There’s something to say for spectacle done well, and Imagine Dragons had that down pat with a near two-hour concert that drew from the band’s two albums, the new “Smoke + Mirrors” and the older “Night Visions.”

The Las Vegas band, who headlined at both the Pageant and the former Verizon Wireless Amphitheater in 2013, may have cooled a bit since its last time in St. Louis. Just under 10,000 fans came out to Friday’s concert, a respectable number for sure. But whole sections in the upper bowl of the arena were noticeably empty and/or blackened out.

Still, Reynolds exclaimed, “I can’t get over the view,” looking out over the fans. “This is not how it has always been for us.”

Occasionally playing up the “Smoke + Mirrors” title of the tour in its presentation, the band opened the show behind a curtain with the band members seen in silhouette assembling themselves on stage as smoke swirled.

“Shots” from “Smoke + Mirrors” kicked off the show with Reynolds positioned where he seemed to enjoy it most, out in the crowd on a small solo stage away from the band.

Boasting what came off as a Coldplay-lite aesthetic at times, the band in cool fashion wove its way through pleasing songs such as “Trouble,” “Gold, “I’m So Sorry,” “Polaroid,” “Demons,” “Hopeless Opus” and “The Fall.”

Heavy on drums, rhythm and groove, the band sailed through the show anchored by Reynolds, who often pounded away on a standalone drum there for his enjoyment.

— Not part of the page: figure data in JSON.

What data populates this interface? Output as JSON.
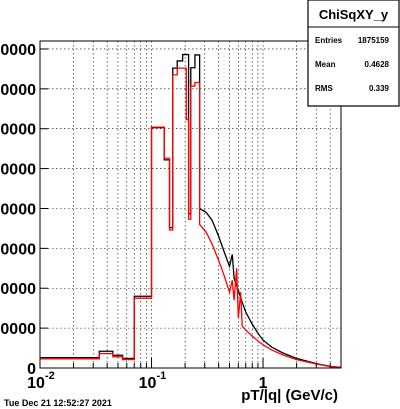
{
  "stats_box": {
    "title": "ChiSqXY_y",
    "entries_label": "Entries",
    "entries_value": "1875159",
    "mean_label": "Mean",
    "mean_value": "0.4628",
    "rms_label": "RMS",
    "rms_value": "0.339"
  },
  "timestamp": "Tue Dec 21 12:52:27 2021",
  "chart_data": {
    "type": "line",
    "title": "",
    "xlabel": "pT/|q| (GeV/c)",
    "ylabel": "",
    "x_scale": "log",
    "xlim": [
      0.01,
      5.0
    ],
    "ylim": [
      0,
      82000
    ],
    "x_tick_labels": [
      "10",
      "-2",
      "10",
      "-1",
      "1"
    ],
    "y_tick_labels": [
      "0",
      "0000",
      "0000",
      "0000",
      "0000",
      "0000",
      "0000",
      "0000",
      "00000"
    ],
    "y_ticks": [
      0,
      10000,
      20000,
      30000,
      40000,
      50000,
      60000,
      70000,
      80000
    ],
    "grid": true,
    "series": [
      {
        "color": "#000000",
        "points": [
          [
            0.01,
            2600
          ],
          [
            0.034,
            2600
          ],
          [
            0.034,
            4200
          ],
          [
            0.045,
            4200
          ],
          [
            0.045,
            3200
          ],
          [
            0.055,
            3200
          ],
          [
            0.055,
            2400
          ],
          [
            0.07,
            2400
          ],
          [
            0.07,
            18000
          ],
          [
            0.1,
            18000
          ],
          [
            0.1,
            60300
          ],
          [
            0.13,
            60300
          ],
          [
            0.13,
            52200
          ],
          [
            0.145,
            52200
          ],
          [
            0.145,
            35200
          ],
          [
            0.155,
            35200
          ],
          [
            0.155,
            75200
          ],
          [
            0.17,
            75200
          ],
          [
            0.17,
            77000
          ],
          [
            0.19,
            77000
          ],
          [
            0.19,
            78600
          ],
          [
            0.205,
            78600
          ],
          [
            0.205,
            78600
          ],
          [
            0.215,
            78600
          ],
          [
            0.215,
            38700
          ],
          [
            0.225,
            38700
          ],
          [
            0.225,
            75300
          ],
          [
            0.245,
            75300
          ],
          [
            0.245,
            78500
          ],
          [
            0.27,
            78500
          ],
          [
            0.27,
            40000
          ],
          [
            0.31,
            39000
          ],
          [
            0.35,
            37000
          ],
          [
            0.4,
            33000
          ],
          [
            0.45,
            29000
          ],
          [
            0.5,
            25500
          ],
          [
            0.53,
            28500
          ],
          [
            0.55,
            22500
          ],
          [
            0.6,
            19500
          ],
          [
            0.65,
            16500
          ],
          [
            0.7,
            14000
          ],
          [
            0.8,
            11000
          ],
          [
            0.9,
            8700
          ],
          [
            1.0,
            7000
          ],
          [
            1.2,
            5200
          ],
          [
            1.5,
            3800
          ],
          [
            2.0,
            2400
          ],
          [
            3.0,
            1100
          ],
          [
            4.0,
            400
          ],
          [
            5.0,
            150
          ]
        ]
      },
      {
        "color": "#ff0000",
        "points": [
          [
            0.01,
            2300
          ],
          [
            0.034,
            2300
          ],
          [
            0.034,
            3600
          ],
          [
            0.045,
            3600
          ],
          [
            0.045,
            2800
          ],
          [
            0.055,
            2800
          ],
          [
            0.055,
            2100
          ],
          [
            0.07,
            2100
          ],
          [
            0.07,
            17500
          ],
          [
            0.1,
            17500
          ],
          [
            0.1,
            60400
          ],
          [
            0.13,
            60400
          ],
          [
            0.13,
            52600
          ],
          [
            0.145,
            52600
          ],
          [
            0.145,
            34600
          ],
          [
            0.155,
            34600
          ],
          [
            0.155,
            73500
          ],
          [
            0.17,
            73500
          ],
          [
            0.17,
            75200
          ],
          [
            0.19,
            75200
          ],
          [
            0.19,
            75200
          ],
          [
            0.205,
            75200
          ],
          [
            0.205,
            62300
          ],
          [
            0.215,
            62300
          ],
          [
            0.215,
            37300
          ],
          [
            0.225,
            37300
          ],
          [
            0.225,
            70700
          ],
          [
            0.245,
            70700
          ],
          [
            0.245,
            71600
          ],
          [
            0.27,
            71600
          ],
          [
            0.27,
            36000
          ],
          [
            0.31,
            34000
          ],
          [
            0.35,
            31000
          ],
          [
            0.4,
            27000
          ],
          [
            0.45,
            23000
          ],
          [
            0.5,
            19000
          ],
          [
            0.53,
            22000
          ],
          [
            0.55,
            17000
          ],
          [
            0.58,
            25000
          ],
          [
            0.6,
            12500
          ],
          [
            0.63,
            19000
          ],
          [
            0.65,
            10500
          ],
          [
            0.7,
            9500
          ],
          [
            0.8,
            8000
          ],
          [
            0.9,
            6800
          ],
          [
            1.0,
            5800
          ],
          [
            1.2,
            4500
          ],
          [
            1.5,
            3300
          ],
          [
            2.0,
            2100
          ],
          [
            3.0,
            1000
          ],
          [
            4.0,
            350
          ],
          [
            5.0,
            120
          ]
        ]
      }
    ]
  }
}
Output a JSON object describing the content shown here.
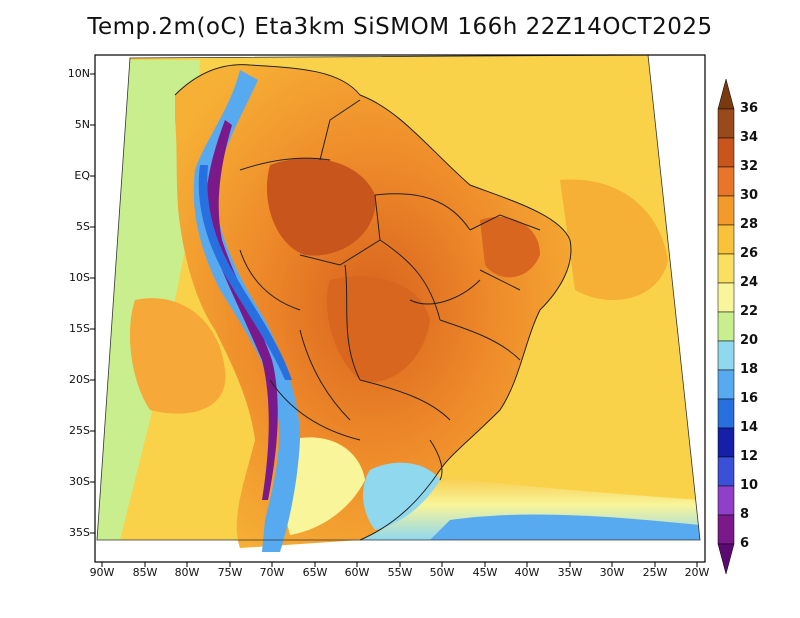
{
  "title": "Temp.2m(oC) Eta3km SiSMOM 166h 22Z14OCT2025",
  "lat_labels": [
    "10N",
    "5N",
    "EQ",
    "5S",
    "10S",
    "15S",
    "20S",
    "25S",
    "30S",
    "35S"
  ],
  "lon_labels": [
    "90W",
    "85W",
    "80W",
    "75W",
    "70W",
    "65W",
    "60W",
    "55W",
    "50W",
    "45W",
    "40W",
    "35W",
    "30W",
    "25W",
    "20W"
  ],
  "colorbar": {
    "ticks": [
      "36",
      "34",
      "32",
      "30",
      "28",
      "26",
      "24",
      "22",
      "20",
      "18",
      "16",
      "14",
      "12",
      "10",
      "8",
      "6"
    ],
    "colors": [
      "#7a3a10",
      "#9a4a1a",
      "#c8561c",
      "#e8762a",
      "#f39a2c",
      "#f8c23a",
      "#f9e060",
      "#f8f59a",
      "#c8ee8e",
      "#8fd8ee",
      "#58aaf0",
      "#2870e0",
      "#1420a8",
      "#3a50d8",
      "#9040c8",
      "#7a1a8a",
      "#5a0a70"
    ]
  }
}
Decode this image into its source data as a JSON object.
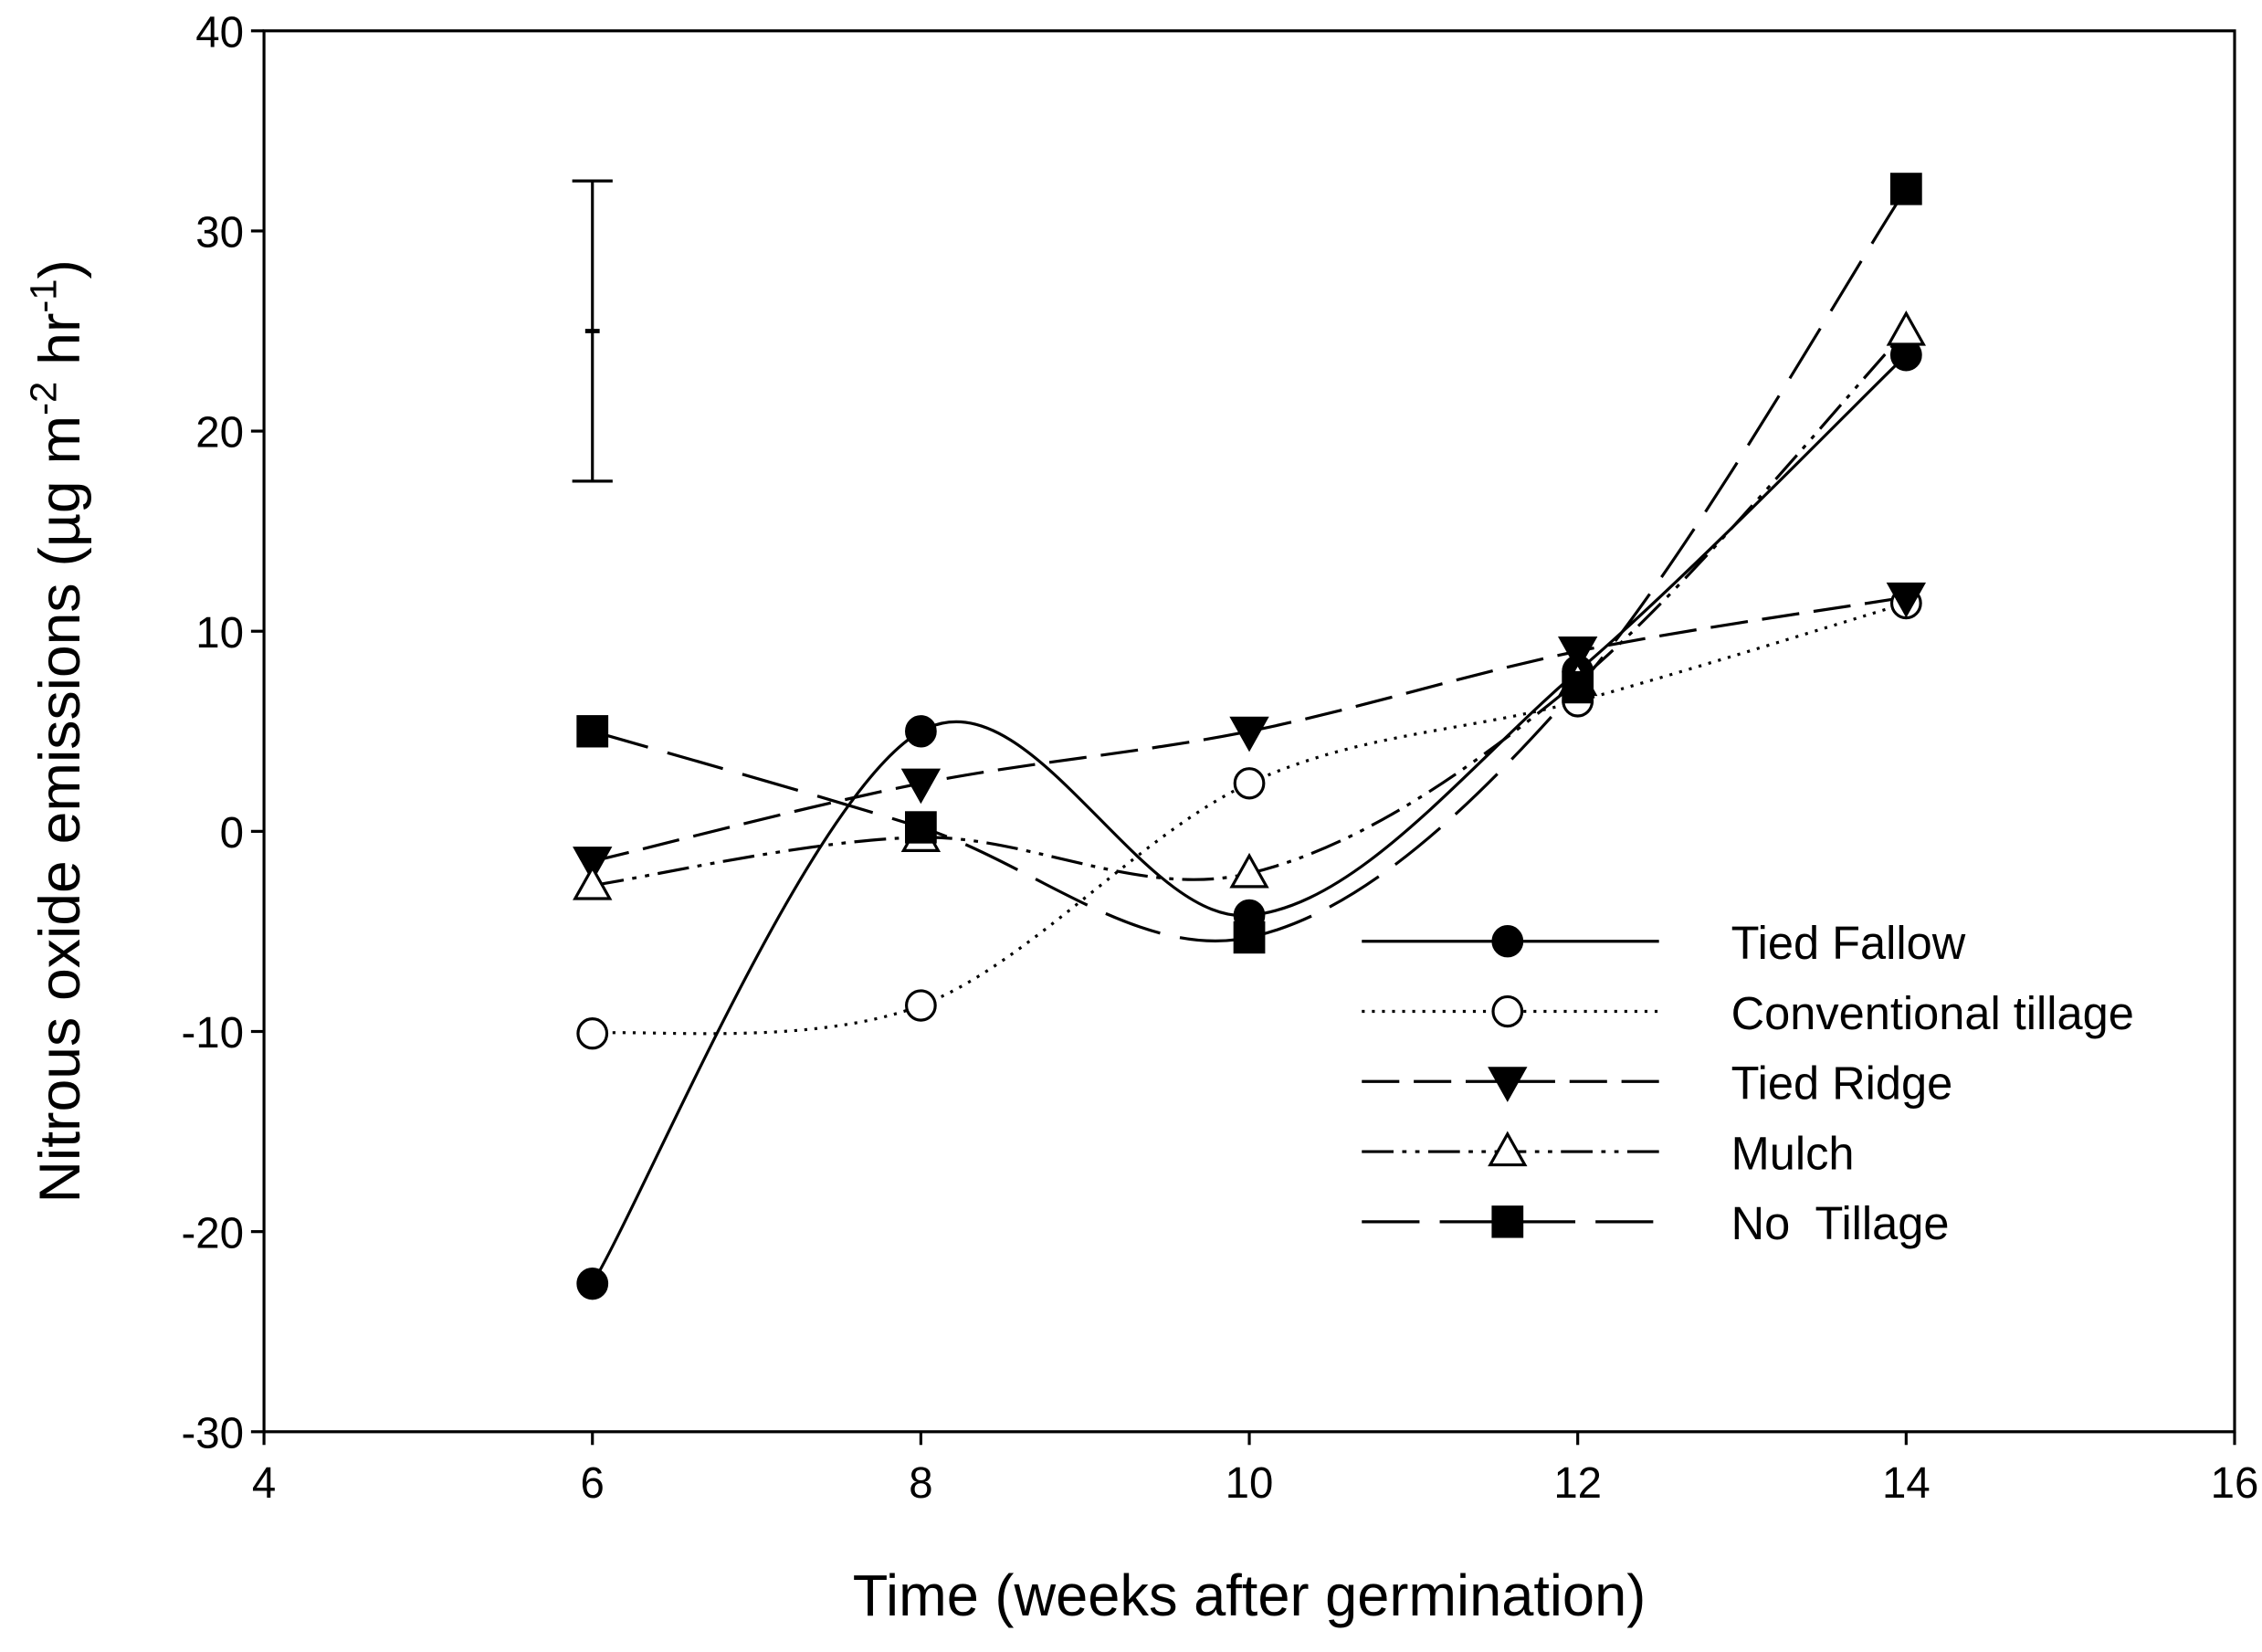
{
  "chart_data": {
    "type": "line",
    "xlabel": "Time (weeks after germination)",
    "ylabel": {
      "parts": [
        "Nitrous oxide emissions (µg m",
        "-2",
        " hr",
        "-1",
        ")"
      ]
    },
    "x": [
      6,
      8,
      10,
      12,
      14
    ],
    "series": [
      {
        "name": "Tied Fallow",
        "color": "#000000",
        "line_style": "solid",
        "marker": "circle",
        "marker_fill": "filled",
        "values": [
          -22.6,
          5.0,
          -4.2,
          8.0,
          23.8
        ]
      },
      {
        "name": "Conventional tillage",
        "color": "#000000",
        "line_style": "dotted",
        "marker": "circle",
        "marker_fill": "open",
        "values": [
          -10.1,
          -8.7,
          2.4,
          6.5,
          11.4
        ]
      },
      {
        "name": "Tied Ridge",
        "color": "#000000",
        "line_style": "dashed",
        "marker": "triangle-down",
        "marker_fill": "filled",
        "values": [
          -1.5,
          2.4,
          5.0,
          9.0,
          11.7
        ]
      },
      {
        "name": "Mulch",
        "color": "#000000",
        "line_style": "dash-dot-dot",
        "marker": "triangle-up",
        "marker_fill": "open",
        "values": [
          -2.7,
          -0.3,
          -2.1,
          7.5,
          25.0
        ]
      },
      {
        "name": "No  Tillage",
        "color": "#000000",
        "line_style": "long-dash",
        "marker": "square",
        "marker_fill": "filled",
        "values": [
          5.0,
          0.2,
          -5.3,
          7.2,
          32.1
        ]
      }
    ],
    "error_bar": {
      "x": 6,
      "y": 25,
      "error": 7.5
    },
    "xlim": [
      4,
      16
    ],
    "xticks": [
      4,
      6,
      8,
      10,
      12,
      14,
      16
    ],
    "ylim": [
      -30,
      40
    ],
    "yticks": [
      -30,
      -20,
      -10,
      0,
      10,
      20,
      30,
      40
    ],
    "smooth": true,
    "legend": "lower right"
  }
}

He was an affable lead player, coming off earnest and accessible even if his sharing that he was absolutely the “most uncool kid in middle school” didn’t sound believable.

At one point in the concert, Reynolds recognized a fan from Twitter named Faith and called her up on stage. He gave her several long hugs before telling the rest of his fans to hug her if they came across her in the arena. He also took a selfie with her and said she was one of the strongest people you’ll ever meet (she apparently emailed him often with her story).

The band offered what he described as a special version of “Amsterdam,” one that was more mellow. “Sometimes you have to do this on the spot after feeling out the crowd,” Reynolds said. He likened album bonus track “Release” from “Smoke + Mirrors” to being “a favorite brother who never gets acknowledged.”

During “On Top of the World,” Reynolds walked through the crowd and performed in an aisle in seating high up in the arena. He joked that fans sitting there had a terrible view.

Reynolds professed the St. Louis Cardinals has been his team since he was 6 years old and shouted out to his two opening acts, Metric and Halsey, which he described as “two powerful women on their way to conquering the world.”

The band Metric, featuring lead singer Emily Haines, offered a set of synth-pop songs from upcoming album “Pagans in Vegas” and more, including “Gold Gun Girls” and “Breathing Underwater” from the 2009 album “Fantasies.” Though it took a few songs to really click, Metric rose to the arena occasion nicely, which isn’t easy to do when one is in the support slot.